Which is what so many dying patients endure entirely too often: dramatic media hype of an emerging therapy to allow sufferers to live longer. They see headlines with phrases like “wipes out cancer” as a buoy in their sea of despair. But they read on and invariably find that the “promising” therapy needs more study and scrutiny by the U.S. Food and Drug Administration, followed by long and costly human trials. Hopes are cruelly crushed.
The doctor, an oncologist who also directs clinical studies on cancer drugs, said “premature publication” of this kind is “irresponsible.”
Too, Mayo’s public relations department, which “pitched” a news release announcing the experiment to the media, must appreciate the ethical boundaries of such promotion.
“The story was about an anecdote ahead of data,” said Steven Miles, a University of Minnesota professor of medicine and bioethics. In a comment appended to the story at StarTribune.com, Miles called it “shoddy journalism.”

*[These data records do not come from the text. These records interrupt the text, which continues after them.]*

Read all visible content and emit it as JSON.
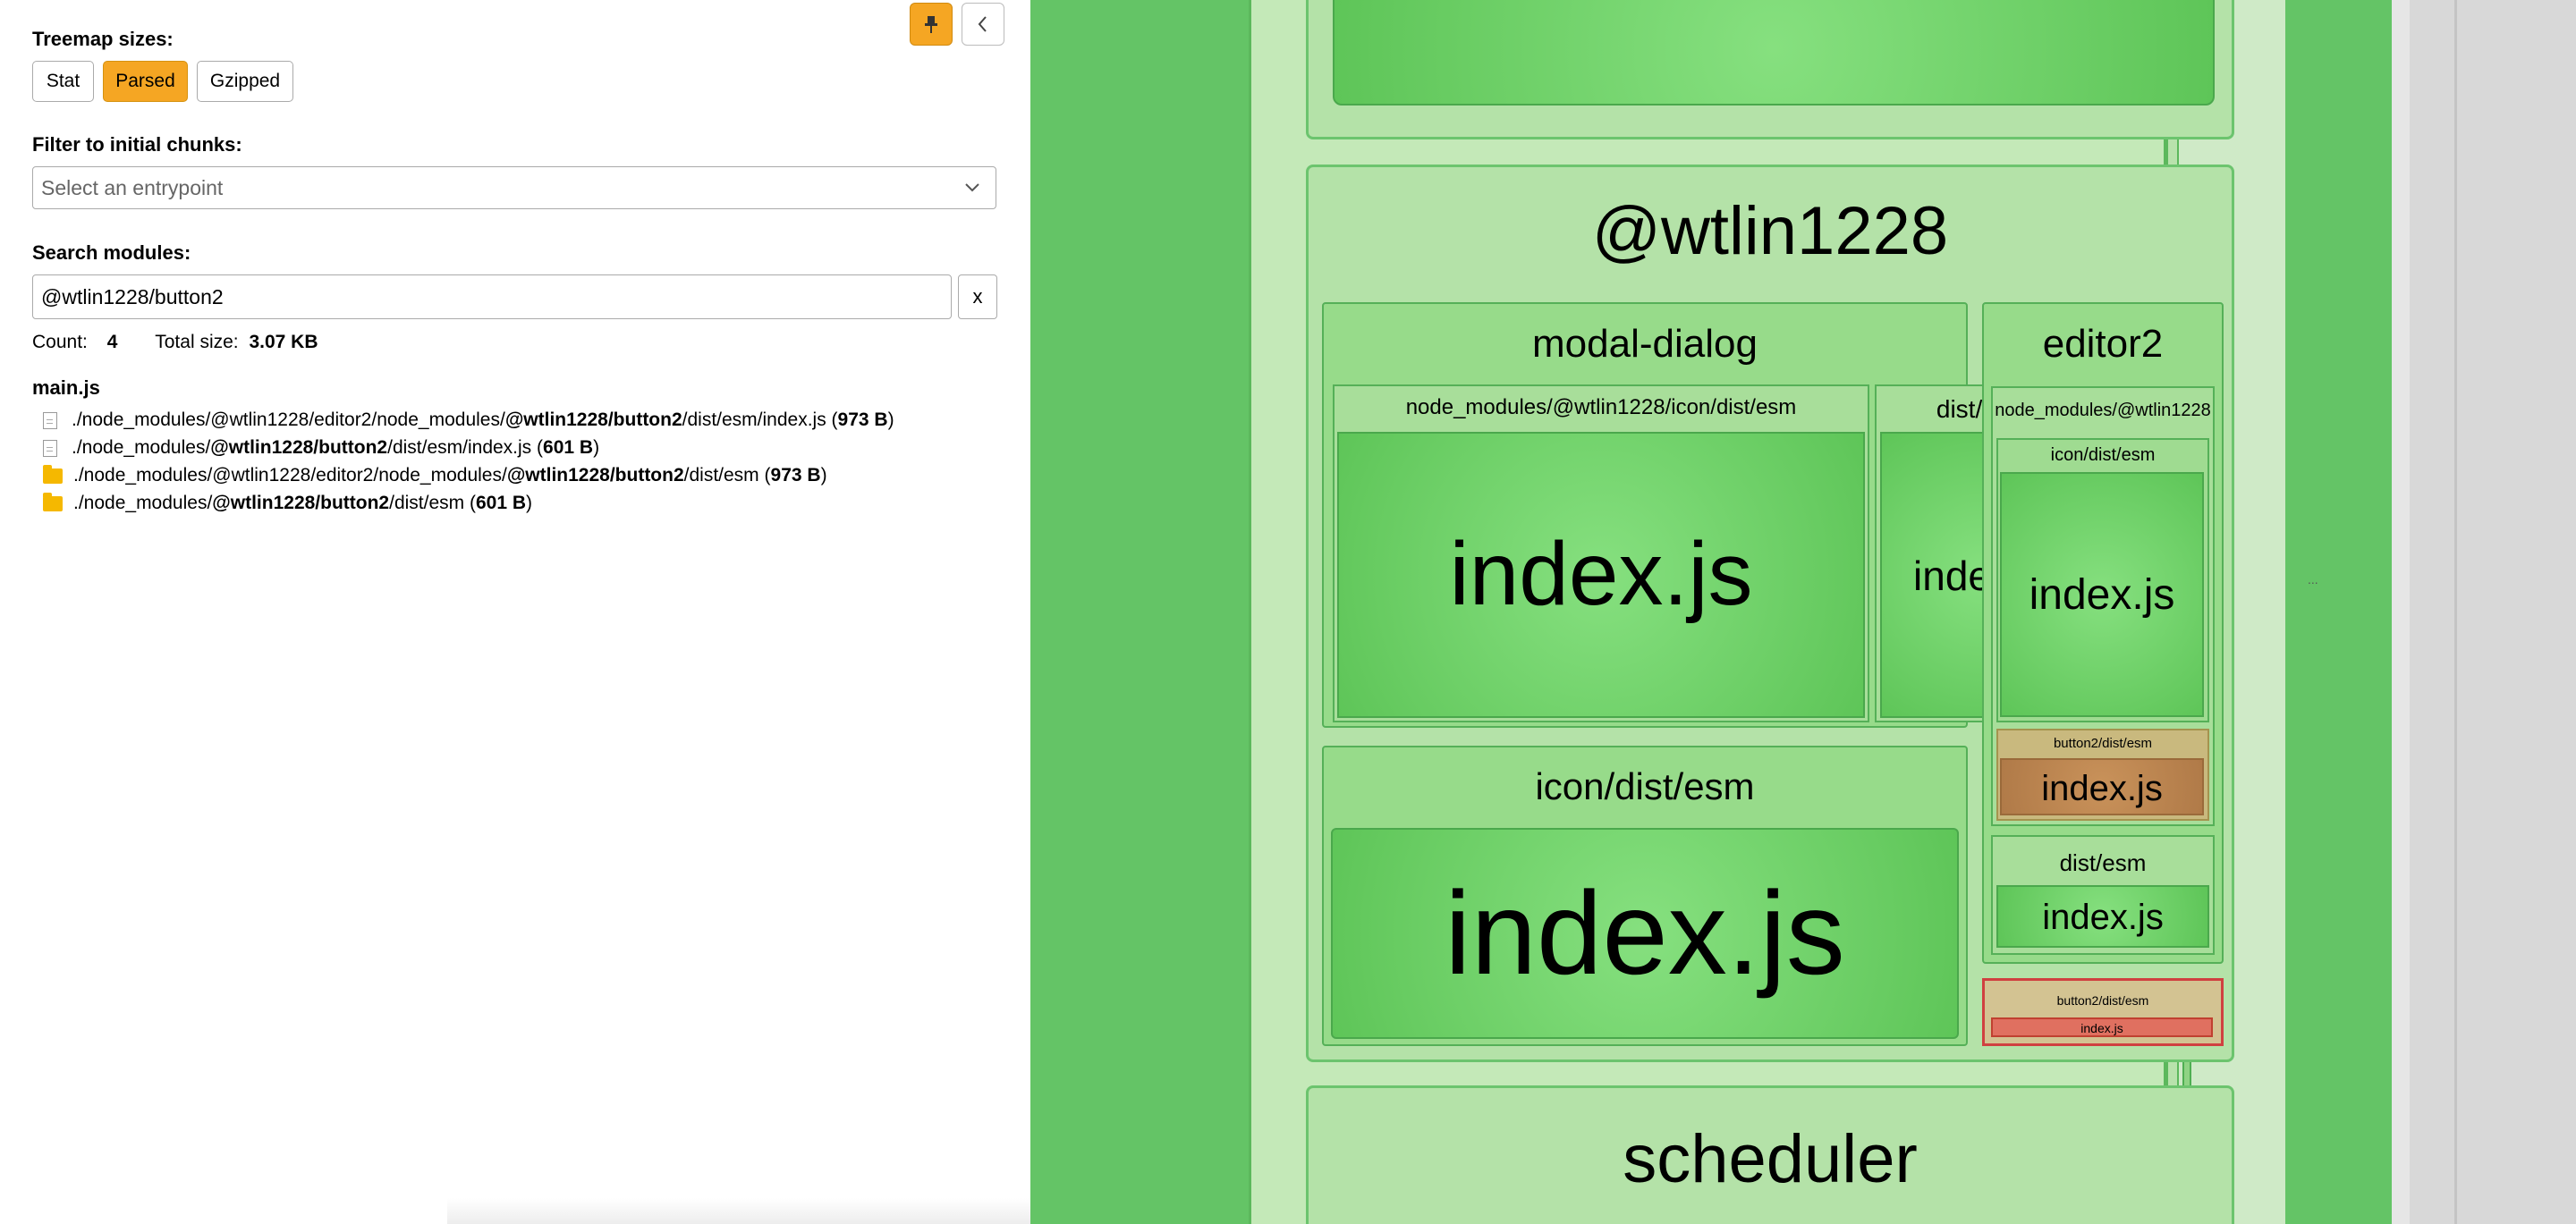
{
  "sidebar": {
    "treemap_sizes_label": "Treemap sizes:",
    "size_buttons": [
      "Stat",
      "Parsed",
      "Gzipped"
    ],
    "filter_label": "Filter to initial chunks:",
    "entrypoint_placeholder": "Select an entrypoint",
    "search_label": "Search modules:",
    "search_value": "@wtlin1228/button2",
    "clear_label": "x",
    "count_label": "Count:",
    "count_value": "4",
    "total_label": "Total size:",
    "total_value": "3.07 KB",
    "chunk_name": "main.js",
    "results": [
      {
        "icon": "file-icon",
        "prefix": "./node_modules/@wtlin1228/editor2/node_modules/",
        "match": "@wtlin1228/button2",
        "suffix": "/dist/esm/index.js (",
        "size": "973 B",
        "end": ")"
      },
      {
        "icon": "file-icon",
        "prefix": "./node_modules/",
        "match": "@wtlin1228/button2",
        "suffix": "/dist/esm/index.js (",
        "size": "601 B",
        "end": ")"
      },
      {
        "icon": "folder-icon",
        "prefix": "./node_modules/@wtlin1228/editor2/node_modules/",
        "match": "@wtlin1228/button2",
        "suffix": "/dist/esm (",
        "size": "973 B",
        "end": ")"
      },
      {
        "icon": "folder-icon",
        "prefix": "./node_modules/",
        "match": "@wtlin1228/button2",
        "suffix": "/dist/esm (",
        "size": "601 B",
        "end": ")"
      }
    ],
    "pin_icon": "pin-icon",
    "collapse_icon": "chevron-left-icon"
  },
  "treemap": {
    "group_title": "@wtlin1228",
    "modal_dialog": "modal-dialog",
    "modal_icon_path": "node_modules/@wtlin1228/icon/dist/esm",
    "modal_dist": "dist/esm",
    "editor2": "editor2",
    "editor2_nm": "node_modules/@wtlin1228",
    "editor2_icon": "icon/dist/esm",
    "editor2_button2": "button2/dist/esm",
    "editor2_dist": "dist/esm",
    "icon_dist": "icon/dist/esm",
    "button2_dist": "button2/dist/esm",
    "index_js": "index.js",
    "scheduler": "scheduler",
    "ellipsis": "..."
  }
}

Another expert who has guided dozens of researchers in preparing lengthy, exacting documentation required before the FDA initially considers any new therapy called the Mayo announcement and media hype a “disservice” because of the long time between anecdotal “success” and availability.
Of course, we celebrate anytime a deadly cancer retreats into remission, as happened after one patient received Mayo’s therapy. A second treated patient is said to have experienced a reduction in bone marrow cancer. Both must be very happy, and good for them.
Mayo says experimental results on two patients constitute “proof of concept.” But while results are of important interest, most researchers would say much more study is needed to validate the claim.
The story said Mayo’s therapy has worked in mice, a good first step. But so have so many emerging therapies. In the process of scientific scrutiny preceding initial FDA review, near- and longer-term testing is needed in ever-higher vertebrates like rats, rabbits and dogs.
In fact, the Mayo experiment is but one of myriad therapies seeking to “target” cancers with potentially effective treatments given in small enough doses to spare patients the debilitating effects of chemotherapy.
But why single out the Mayo experiment for such high-profile notice? Why, as Miles asks, didn’t the story provide much more data on how the therapy was administered or about a follow-up procedure?
Why didn’t the story state, as did Mayo’s news release, that Mayo and researchers involved have a financial stake in the therapy?
Why the headline “wipes out cancer” over a story saying the therapy is directed at myeloma and pancreatic cancers, which are just two of 200 or more known cancers?
The Star Tribune is a reputable newspaper. One may hope that future reports of emerging cancer therapies may be confined to actual scientific accomplishment, following human trials to validate any claim. Too, media reports should be tempered to accord respect for those who suffer and provide fuller context of the range of science being applied in ways to address their awful despair.
Ron Way, a former journalist and clinical studies manager for a medical device firm, represents investors on boards of five medical start-ups, three of which are developing therapies that target cancer types. Two companies have drugs in FDA-approved clinical trials.